Вот и играли в игры добреньких соседей. Однако, сколько денег в подкуп крымцев не вкладывай, все равно смотрят в сторону турок, которые в последние годы несколько прибавили в силе, смогли мобилизовать свою экономику и выжать из населения новые налоги, создавая по истине гигантскую армию.

— Пока делайте все, как предписано. Посылайте предупреждение Тохтамышу, охраняйте наши производства и готовьте их к вывозу. Крым, если станет ерепениться хан, будем брать полностью себе, — сказал я, припечатав кулаком по столу.

Тохтамыш был сразу скользким партнером, но выполнял взятые на себя обязательства и даже разок ходил под Хаджибей, поддерживая наши отряды. Три года назад пришлось вступиться за Гетманство. Султан сильно пожелал спалить все казацкие поселения. Пободались, но войны не случилось. Ни мы, ни османы не были готовы к серьезному конфликту. Мы перевооружались и заканчивали обучение, а османы вооружались и только создавали многотысячное войско. Так что даже под Хаджибеем просто постояли и посмотрели друг на друга. Но политически выверено было то, что татары привели свои войска в союзе с Москвой.

И все. После этого Тохтамыш, видимо посчитав, что расплатился по долгам, все более начинает вести самостоятельную политику. Его наследник Гази Гирай сейчас более нам лояльный, пусть и девяти годовалый ребенок. Он уже свободно говорит на русском языке, порой шокирует и своего отца, когда просит одеть русское платье.

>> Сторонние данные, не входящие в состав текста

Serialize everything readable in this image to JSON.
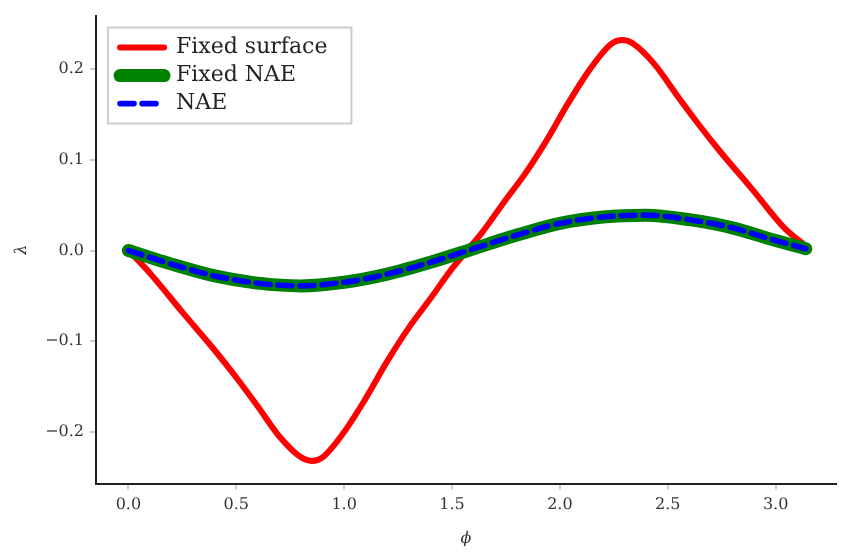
{
  "chart_data": {
    "type": "line",
    "xlabel": "ϕ",
    "ylabel": "λ",
    "xlim": [
      -0.15,
      3.28
    ],
    "ylim": [
      -0.257,
      0.259
    ],
    "xticks": [
      {
        "value": 0,
        "label": "0.0"
      },
      {
        "value": 0.5,
        "label": "0.5"
      },
      {
        "value": 1,
        "label": "1.0"
      },
      {
        "value": 1.5,
        "label": "1.5"
      },
      {
        "value": 2,
        "label": "2.0"
      },
      {
        "value": 2.5,
        "label": "2.5"
      },
      {
        "value": 3,
        "label": "3.0"
      }
    ],
    "yticks": [
      {
        "value": -0.2,
        "label": "−0.2"
      },
      {
        "value": -0.1,
        "label": "−0.1"
      },
      {
        "value": 0,
        "label": "0.0"
      },
      {
        "value": 0.1,
        "label": "0.1"
      },
      {
        "value": 0.2,
        "label": "0.2"
      }
    ],
    "grid": false,
    "legend": "top left",
    "marker": "none",
    "series": [
      {
        "name": "Fixed surface",
        "color": "#ff0000",
        "line_style": "solid",
        "x": [
          0,
          0.1,
          0.25,
          0.4,
          0.5,
          0.6,
          0.7,
          0.8,
          0.85,
          0.9,
          1.0,
          1.1,
          1.2,
          1.3,
          1.4,
          1.5,
          1.57,
          1.64,
          1.74,
          1.84,
          1.94,
          2.04,
          2.14,
          2.24,
          2.29,
          2.34,
          2.44,
          2.54,
          2.64,
          2.74,
          2.89,
          3.04,
          3.14
        ],
        "values": [
          0,
          -0.025,
          -0.068,
          -0.11,
          -0.14,
          -0.172,
          -0.205,
          -0.228,
          -0.232,
          -0.228,
          -0.2,
          -0.163,
          -0.122,
          -0.085,
          -0.053,
          -0.02,
          0,
          0.02,
          0.053,
          0.085,
          0.122,
          0.163,
          0.2,
          0.228,
          0.232,
          0.228,
          0.205,
          0.172,
          0.14,
          0.11,
          0.068,
          0.025,
          0.005
        ]
      },
      {
        "name": "Fixed NAE",
        "color": "#008000",
        "line_style": "solid",
        "x": [
          0,
          0.2,
          0.4,
          0.6,
          0.8,
          1.0,
          1.2,
          1.4,
          1.6,
          1.8,
          2.0,
          2.2,
          2.4,
          2.6,
          2.8,
          3.0,
          3.14
        ],
        "values": [
          0,
          -0.015,
          -0.028,
          -0.036,
          -0.039,
          -0.035,
          -0.026,
          -0.013,
          0.002,
          0.017,
          0.03,
          0.037,
          0.039,
          0.034,
          0.025,
          0.011,
          0.002
        ]
      },
      {
        "name": "NAE",
        "color": "#0000ff",
        "line_style": "dashed",
        "x": [
          0,
          0.2,
          0.4,
          0.6,
          0.8,
          1.0,
          1.2,
          1.4,
          1.6,
          1.8,
          2.0,
          2.2,
          2.4,
          2.6,
          2.8,
          3.0,
          3.14
        ],
        "values": [
          0,
          -0.015,
          -0.028,
          -0.036,
          -0.039,
          -0.035,
          -0.026,
          -0.013,
          0.002,
          0.017,
          0.03,
          0.037,
          0.039,
          0.034,
          0.025,
          0.011,
          0.002
        ]
      }
    ]
  }
}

Не по годам развит. Но даже такой хан нам нужен? Наверное, нет. Но только после реального поражения Османской империи и договора с ними.

— Разведка доносит, что турка готова к войне. Есть у меня вопросы, я не уверен, к чему именно османы подготовились. Сто пятьдесят тысяч войска стоят в Болгарии и Валахии. Часть сил собирается у Иккермана и Хаджибея. Все службы об этом уже знают, но я так и не услышал четких ответов на мои вопросы, — сказал я, понимая, что с силовым блоком нужно проводить отдельные совещания.

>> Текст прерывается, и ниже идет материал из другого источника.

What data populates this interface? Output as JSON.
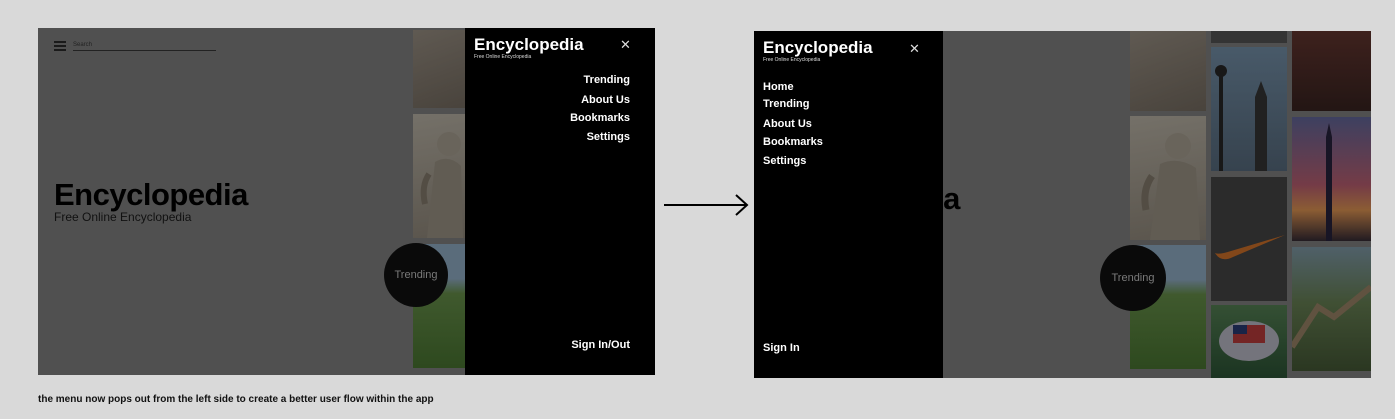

Не стоит всем знать сущность того плана, который был уже давно разработан. Двоих агентов султана уже удалось вычислить и отправить за денежное «извинение» обратно в Османскую империю. Но это не значит, что сейчас османы не активизируются и не будут искать тех, кто готов продать свои знания по нашему планированию.

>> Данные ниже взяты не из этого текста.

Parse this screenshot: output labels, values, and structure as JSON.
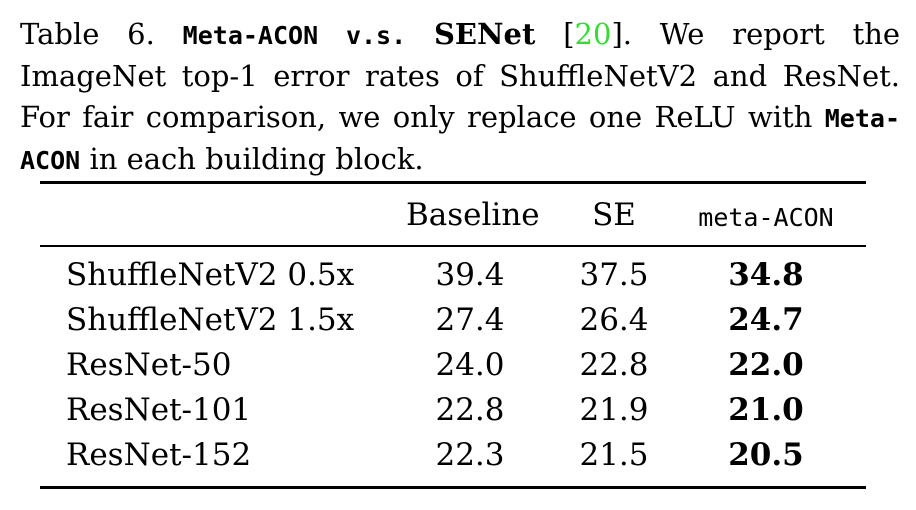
{
  "caption": {
    "label": "Table 6.",
    "title_mono": "Meta-ACON",
    "title_vs": "v.s.",
    "title_senet": "SENet",
    "cite_open": "[",
    "cite_num": "20",
    "cite_close": "].",
    "text_1": "We report the ImageNet top-1 error rates of ShuffleNetV2 and ResNet. For fair comparison, we only replace one ReLU with",
    "mono_2": "Meta-ACON",
    "text_2": "in each building block."
  },
  "table": {
    "headers": [
      "",
      "Baseline",
      "SE",
      "meta-ACON"
    ],
    "rows": [
      {
        "model": "ShuffleNetV2 0.5x",
        "baseline": "39.4",
        "se": "37.5",
        "meta_acon": "34.8"
      },
      {
        "model": "ShuffleNetV2 1.5x",
        "baseline": "27.4",
        "se": "26.4",
        "meta_acon": "24.7"
      },
      {
        "model": "ResNet-50",
        "baseline": "24.0",
        "se": "22.8",
        "meta_acon": "22.0"
      },
      {
        "model": "ResNet-101",
        "baseline": "22.8",
        "se": "21.9",
        "meta_acon": "21.0"
      },
      {
        "model": "ResNet-152",
        "baseline": "22.3",
        "se": "21.5",
        "meta_acon": "20.5"
      }
    ]
  },
  "colors": {
    "citation": "#33dd33",
    "text": "#000000"
  }
}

— Семен Васильевич, — после некоторых размышлений, я обратился к Головину. — Посылайте по своим посольским путям сообщение персидскому шаху, моему другу Мухаммаду Бакеру Мирзе. Что посылать вы знаете.

Мухаммад Бакер Мирза все еще персидский шах и я не припомню ни одного периода в русско-иранских отношениях, и в иной реальности, чтобы руководитель-правитель Ирана был столь прорусски настроен. Пришлось после победы над огромным османским войском, битве при Эрзеруме, отправлять некоторых специалистов-пропагандистов в Исфахан. Там, по средствам рукописных сообщений, по всем городам Ирана распространялись определенные нарративы, ставшие после основной для Русско-Иранской унии.

Мы, совместными усилиями с персами, прогнали португальцев с иранских земель у Персидского залива, усмиряли Хиву. И все это, как понятно и нам и персам, прежде всего против Османской империи.